Background: Congenital syphilis (CS) is attributable to the transmission of Treponema pallidum from the mother to the fetus transplacental during gestation. The incidence rate of congenital syphilis is 15 per 100,000 newborns by 2020. Mucocutaneous involvement is present in as many as 70% of infants and may be apparent at birth or develop during the first few weeks of life. Cutaneous findings of early CS classically a vesiculobullous or maculopapular rash on the palms and soles may be associated with desquamation.

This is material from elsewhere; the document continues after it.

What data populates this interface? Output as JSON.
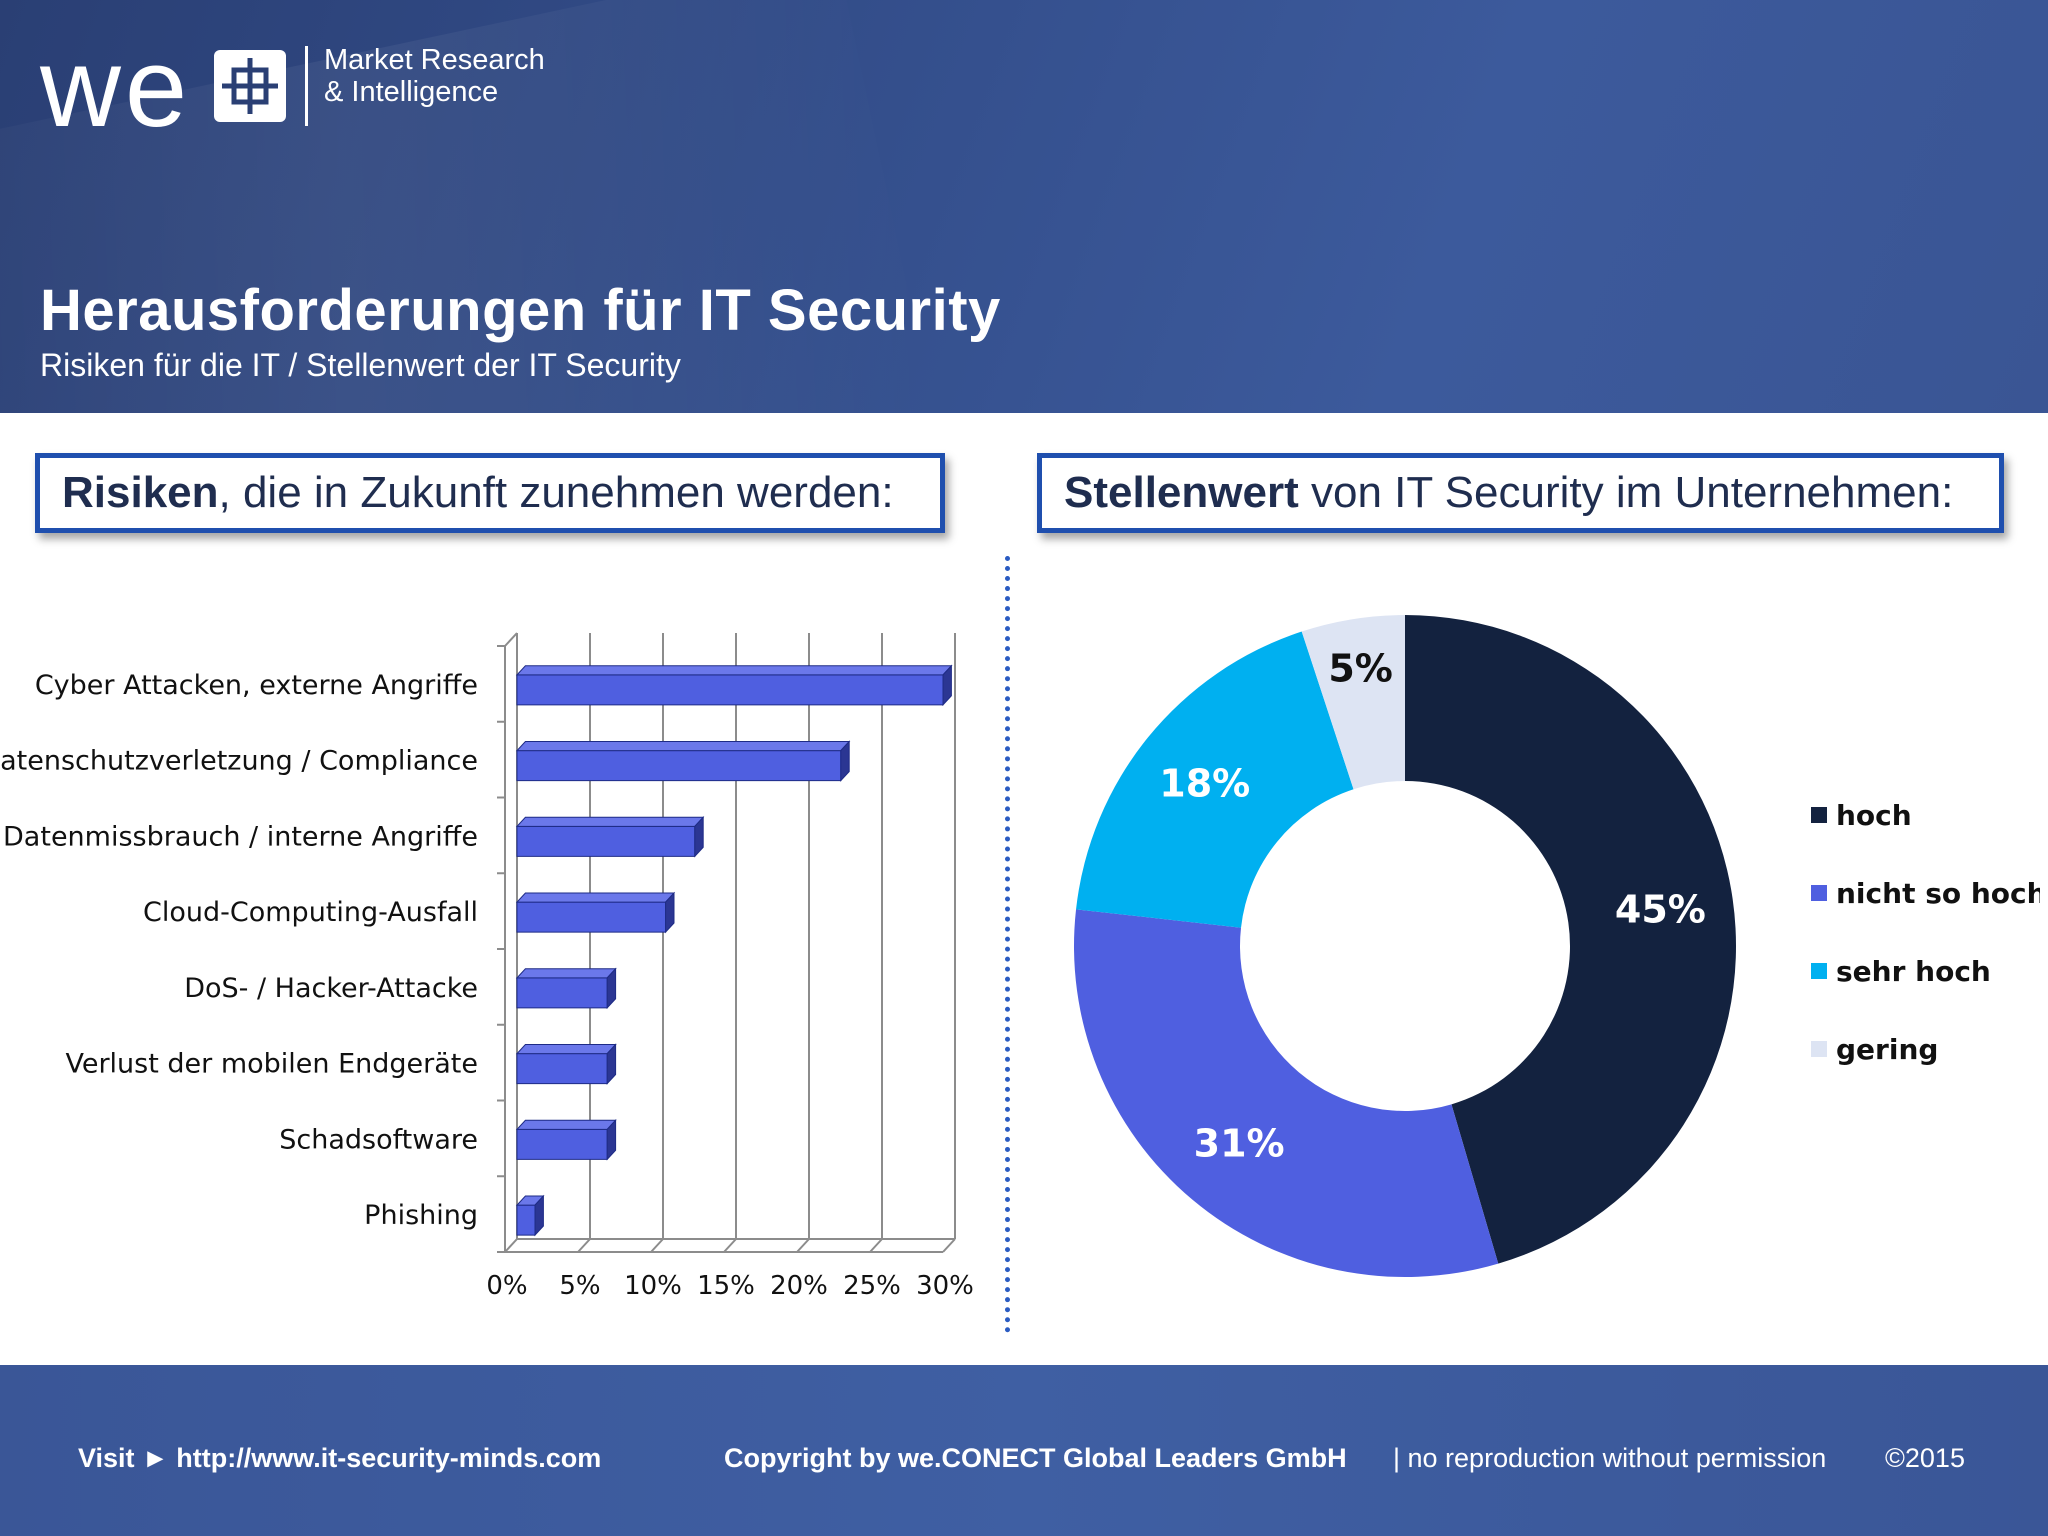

Skeletal manifestations of congenital syphilis occur in 60%-80% of infants, including osteitis (0.7%), metaphysitis (24%), and periosteal reaction (34%). It is important to be fully informed regarding the early diagnosis and treatment of congenital syphilis to prevent its devastating complications to death. This case report describes clinical features, treatment, and prognosis of congenital syphilis presented with mucocutaneous lesions and musculoskeletal manifestations. Case representation: A one-day-old boy preterm infant, 2145 grams, born spontaneously, presented with ruptured bullous lesions and desquamation on the feet and hands. The laboratory revealed thrombocytopenia, elevated C-reactive protein, elevated bilirubin total (10.9 mg/dL) and direct bilirubin (6.21 mg/dL) at 24 days old, indicating an intrahepatic cholestasis caused by syphilis. Serum VDRL 1:128 and TPHA >1:5120. Long bone radiology showed periostitis involving the humerus, ulna, radius dextra and sinistra, femur dextra and sinistra, a feature of congenital syphilis. The patient was treated with procaine penicillin 107,000 international units intravenous every 24 hours for 10 days. Conclusion: The early recognition of mucocutaneous and musculoskeletal involvement as an early manifestation of CS improved with procaine penicillin intravenous for 10 days.